I have proof/idea but just wanted to get any extra advice.
Prove that given any $k \in \mathbb{N}$, the equivalence relation defined by $a \sim b \iff a \equiv b$(mod k) yields equivalence classes whose cardinalities are all the same. What is this cardinalitiy?
Just to see where to start with my proof, I just started with an arbitrary class of [2] just to see where to go. Then,
$[2] = \{x \in \mathbb{N} | k|2 -x\}$. Since $2 - x = k * z$ for some $z \in \mathbb{k}$. Since the natural numbers would be closed under the integers $[2] = \mathbb{N}$.
I was thinking about generalizing the equation. Let $r \in \mathbb{N}$. Then, $[r] = \{x \in \mathbb{N}|k|r - x\} = \mathbb{N}$.

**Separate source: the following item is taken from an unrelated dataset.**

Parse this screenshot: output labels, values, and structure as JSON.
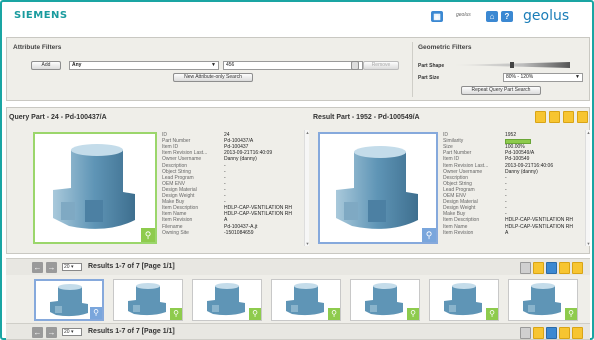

My main issue/question is this seems like an example of one equivalence class with an infinite cardinality, as opposed to multiple equivalence classes with the same cardinality. Any help/advice would be appreciated!
Of course, the relation $a \sim b \iff a \equiv\ b\ (\mod k)$ produces $k$ classes, each with infinite cardinality. Members of any two classes can be placed in a one-to-one relationship with any other.
If there's anything more being asked here, I don't see it.